Wang Jujie, Cheng Qian, Sun Xin
School of Management Science and Engineering, Nanjing University of Information Science and Technology, Nanjing, 210044, China.
Collaborative Innovation Center on Forecast and Evaluation of Meteorological Disasters, Nanjing University of Information Science and Technology, Nanjing, 210044, China.
Environ Sci Pollut Res Int. 2022 Dec;29(57):85988-86004. doi: 10.1007/s11356-021-16089-2. Epub 2021 Aug 28.

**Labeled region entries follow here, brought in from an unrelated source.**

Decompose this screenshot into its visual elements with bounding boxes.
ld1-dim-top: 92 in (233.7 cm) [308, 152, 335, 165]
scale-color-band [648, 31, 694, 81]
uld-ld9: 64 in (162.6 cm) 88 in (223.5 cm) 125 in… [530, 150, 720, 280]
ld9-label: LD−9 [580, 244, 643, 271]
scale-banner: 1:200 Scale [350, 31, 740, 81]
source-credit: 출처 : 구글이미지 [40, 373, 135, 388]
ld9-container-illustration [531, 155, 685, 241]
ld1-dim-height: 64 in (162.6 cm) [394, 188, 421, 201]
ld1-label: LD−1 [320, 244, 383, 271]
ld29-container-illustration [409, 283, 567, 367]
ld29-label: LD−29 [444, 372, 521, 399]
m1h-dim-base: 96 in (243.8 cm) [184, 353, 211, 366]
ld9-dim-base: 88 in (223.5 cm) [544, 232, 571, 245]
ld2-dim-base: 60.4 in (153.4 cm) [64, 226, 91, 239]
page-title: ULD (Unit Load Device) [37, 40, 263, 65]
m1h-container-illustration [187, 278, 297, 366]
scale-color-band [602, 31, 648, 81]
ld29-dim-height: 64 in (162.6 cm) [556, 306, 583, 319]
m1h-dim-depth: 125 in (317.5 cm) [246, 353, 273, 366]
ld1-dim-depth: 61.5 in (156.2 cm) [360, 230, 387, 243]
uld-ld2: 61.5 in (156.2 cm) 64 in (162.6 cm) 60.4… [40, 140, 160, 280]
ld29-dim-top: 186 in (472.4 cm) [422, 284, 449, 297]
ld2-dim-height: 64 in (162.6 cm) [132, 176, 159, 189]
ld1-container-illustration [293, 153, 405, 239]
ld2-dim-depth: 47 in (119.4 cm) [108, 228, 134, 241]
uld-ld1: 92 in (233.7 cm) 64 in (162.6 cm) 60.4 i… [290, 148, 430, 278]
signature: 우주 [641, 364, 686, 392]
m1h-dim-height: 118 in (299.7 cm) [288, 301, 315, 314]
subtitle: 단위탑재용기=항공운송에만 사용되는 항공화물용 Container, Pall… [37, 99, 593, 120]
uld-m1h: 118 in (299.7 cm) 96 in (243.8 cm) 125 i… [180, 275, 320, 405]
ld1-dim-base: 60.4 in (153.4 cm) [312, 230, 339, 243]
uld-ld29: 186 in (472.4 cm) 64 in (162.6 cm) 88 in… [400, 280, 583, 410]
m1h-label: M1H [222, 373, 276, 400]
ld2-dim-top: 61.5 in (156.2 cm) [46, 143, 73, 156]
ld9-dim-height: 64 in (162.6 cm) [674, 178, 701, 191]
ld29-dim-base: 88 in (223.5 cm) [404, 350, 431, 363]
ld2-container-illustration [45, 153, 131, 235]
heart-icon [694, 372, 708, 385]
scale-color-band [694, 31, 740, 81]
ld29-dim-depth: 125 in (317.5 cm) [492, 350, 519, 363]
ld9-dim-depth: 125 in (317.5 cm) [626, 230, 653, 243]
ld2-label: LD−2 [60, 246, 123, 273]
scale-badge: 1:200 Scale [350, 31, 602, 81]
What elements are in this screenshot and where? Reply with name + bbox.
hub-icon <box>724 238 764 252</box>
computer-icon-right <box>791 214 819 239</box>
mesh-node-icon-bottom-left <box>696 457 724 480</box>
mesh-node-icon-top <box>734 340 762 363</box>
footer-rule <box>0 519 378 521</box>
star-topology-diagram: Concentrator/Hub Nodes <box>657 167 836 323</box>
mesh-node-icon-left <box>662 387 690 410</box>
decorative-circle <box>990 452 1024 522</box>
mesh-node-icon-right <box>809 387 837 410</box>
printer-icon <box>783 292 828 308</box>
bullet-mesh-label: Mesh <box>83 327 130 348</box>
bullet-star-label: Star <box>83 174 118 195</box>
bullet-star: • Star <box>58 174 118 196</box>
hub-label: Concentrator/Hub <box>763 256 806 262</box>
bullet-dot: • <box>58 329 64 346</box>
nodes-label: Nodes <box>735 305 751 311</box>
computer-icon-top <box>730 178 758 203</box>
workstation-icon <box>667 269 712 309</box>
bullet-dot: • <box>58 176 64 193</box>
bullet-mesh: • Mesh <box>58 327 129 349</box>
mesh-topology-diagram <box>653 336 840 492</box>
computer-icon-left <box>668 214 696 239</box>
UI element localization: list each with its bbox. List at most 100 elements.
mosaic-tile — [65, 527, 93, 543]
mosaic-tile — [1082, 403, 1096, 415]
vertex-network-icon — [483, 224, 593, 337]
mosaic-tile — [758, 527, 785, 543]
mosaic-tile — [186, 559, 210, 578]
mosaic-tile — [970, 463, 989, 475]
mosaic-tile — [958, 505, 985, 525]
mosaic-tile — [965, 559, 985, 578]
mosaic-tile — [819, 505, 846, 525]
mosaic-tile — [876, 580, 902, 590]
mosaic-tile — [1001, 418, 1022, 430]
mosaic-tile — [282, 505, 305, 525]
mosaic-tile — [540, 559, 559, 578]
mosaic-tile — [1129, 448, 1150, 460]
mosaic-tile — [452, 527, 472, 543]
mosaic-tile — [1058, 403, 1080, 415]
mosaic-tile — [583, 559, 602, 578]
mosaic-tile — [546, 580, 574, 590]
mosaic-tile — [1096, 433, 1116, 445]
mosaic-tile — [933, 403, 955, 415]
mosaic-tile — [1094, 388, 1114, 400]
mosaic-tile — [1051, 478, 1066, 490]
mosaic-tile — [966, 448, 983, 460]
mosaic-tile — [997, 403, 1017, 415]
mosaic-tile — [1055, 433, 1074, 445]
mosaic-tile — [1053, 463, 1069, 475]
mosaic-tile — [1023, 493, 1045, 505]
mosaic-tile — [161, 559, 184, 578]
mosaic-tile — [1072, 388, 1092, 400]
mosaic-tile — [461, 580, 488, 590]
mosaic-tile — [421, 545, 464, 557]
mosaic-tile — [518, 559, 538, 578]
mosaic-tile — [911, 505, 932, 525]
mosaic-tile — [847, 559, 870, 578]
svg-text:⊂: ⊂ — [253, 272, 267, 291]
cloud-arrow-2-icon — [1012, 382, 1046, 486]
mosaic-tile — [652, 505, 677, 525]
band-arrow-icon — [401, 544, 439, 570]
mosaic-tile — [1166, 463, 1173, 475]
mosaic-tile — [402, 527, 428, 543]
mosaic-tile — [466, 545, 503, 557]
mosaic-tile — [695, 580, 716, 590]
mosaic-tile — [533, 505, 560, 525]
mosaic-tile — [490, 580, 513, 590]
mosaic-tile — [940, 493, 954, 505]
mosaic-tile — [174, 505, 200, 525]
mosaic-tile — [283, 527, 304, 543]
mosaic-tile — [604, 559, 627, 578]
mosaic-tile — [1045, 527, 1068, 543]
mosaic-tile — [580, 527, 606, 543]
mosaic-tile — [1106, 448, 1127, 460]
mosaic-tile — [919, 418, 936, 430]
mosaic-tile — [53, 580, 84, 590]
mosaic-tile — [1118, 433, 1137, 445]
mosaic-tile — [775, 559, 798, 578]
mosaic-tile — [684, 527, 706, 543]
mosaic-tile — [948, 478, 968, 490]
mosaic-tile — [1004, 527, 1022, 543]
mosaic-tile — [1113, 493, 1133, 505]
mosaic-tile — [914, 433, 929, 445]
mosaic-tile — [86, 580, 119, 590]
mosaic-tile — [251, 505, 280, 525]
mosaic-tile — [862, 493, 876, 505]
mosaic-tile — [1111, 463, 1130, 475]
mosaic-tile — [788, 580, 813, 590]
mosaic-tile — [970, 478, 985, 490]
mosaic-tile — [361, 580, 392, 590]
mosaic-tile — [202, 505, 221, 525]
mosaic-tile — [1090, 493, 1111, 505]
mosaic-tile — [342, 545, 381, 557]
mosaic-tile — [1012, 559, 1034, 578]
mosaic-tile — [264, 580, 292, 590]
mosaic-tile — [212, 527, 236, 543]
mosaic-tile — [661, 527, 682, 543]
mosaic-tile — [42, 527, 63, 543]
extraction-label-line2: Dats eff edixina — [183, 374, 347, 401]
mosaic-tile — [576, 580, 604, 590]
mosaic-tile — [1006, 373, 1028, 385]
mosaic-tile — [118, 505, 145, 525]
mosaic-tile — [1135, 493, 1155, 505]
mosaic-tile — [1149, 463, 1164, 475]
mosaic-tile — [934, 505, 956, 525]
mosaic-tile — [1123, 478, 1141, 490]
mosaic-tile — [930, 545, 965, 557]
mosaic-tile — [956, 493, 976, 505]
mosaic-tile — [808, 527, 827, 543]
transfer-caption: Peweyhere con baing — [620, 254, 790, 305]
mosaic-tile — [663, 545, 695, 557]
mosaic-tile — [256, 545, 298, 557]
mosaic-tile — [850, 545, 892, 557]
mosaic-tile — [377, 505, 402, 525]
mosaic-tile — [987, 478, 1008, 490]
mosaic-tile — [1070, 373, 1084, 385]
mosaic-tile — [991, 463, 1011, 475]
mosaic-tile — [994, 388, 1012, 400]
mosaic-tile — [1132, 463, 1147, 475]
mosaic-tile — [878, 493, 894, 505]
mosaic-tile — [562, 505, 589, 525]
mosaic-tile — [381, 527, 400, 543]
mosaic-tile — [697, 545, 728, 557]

Precise carbon price forecasting matters a lot for both regulators and investors. The improvement of carbon price forecasting can not only provide investors with rational advice but also make for energy conservation and emission reduction. But traditional methods do not perform well in prediction because of the nonlinearity and non-stationarity of carbon price. In this study, an innovative multiscale nonlinear integration model is proposed to improve the accuracy of carbon price forecasting, which combines optimal feature reconstruction and biphasic deep learning. For one thing, the optimal feature reconstruction, including variational mode decomposition (VMD) and sample entropy (SE), is used to extract different features from the original carbon price effectively. For another thing, biphasic deep learning based on deep recurrent neural network (DRNN) and gate recurrent unit (GRU) is applied to predict carbon price. DRNN, a novel framework of deep learning, is applied to predict each component. Meanwhile, GRU is used for nonlinear integration, and the final prediction of carbon price can be acquired through this procedure. For illustration and comparison, this study takes carbon price from Beijing, Hubei, and Shanghai in China as sample data to examine the capability of the proposed model. The empirical result proves that the new hybrid model can improve the carbon price predictive accuracy in consideration of statistical measurement. Hence, the novel hybrid model can be considered as an efficient way of predicting carbon prices.
精确的碳价预测对监管者和投资者都非常重要。碳价预测的改进不仅能为投资者提供合理建议,还有助于节能减排。但由于碳价的非线性和非平稳性,传统方法在预测方面表现不佳。在本研究中,提出了一种创新的多尺度非线性集成模型来提高碳价预测的准确性,该模型结合了最优特征重构和双相深度学习。一方面,最优特征重构,包括变分模态分解(VMD)和样本熵(SE),被用于有效地从原始碳价中提取不同特征。另一方面,基于深度循环神经网络(DRNN)和门控循环单元(GRU)的双相深度学习被应用于预测碳价。DRNN是一种新颖的深度学习框架,用于预测每个分量。同时,GRU用于非线性集成,通过该过程可以获得碳价的最终预测。为了进行说明和比较,本研究以中国北京、湖北和上海的碳价作为样本数据来检验所提出模型的能力。实证结果证明,考虑到统计度量,新的混合模型可以提高碳价预测的准确性。因此,这种新颖的混合模型可被视为预测碳价的一种有效方法。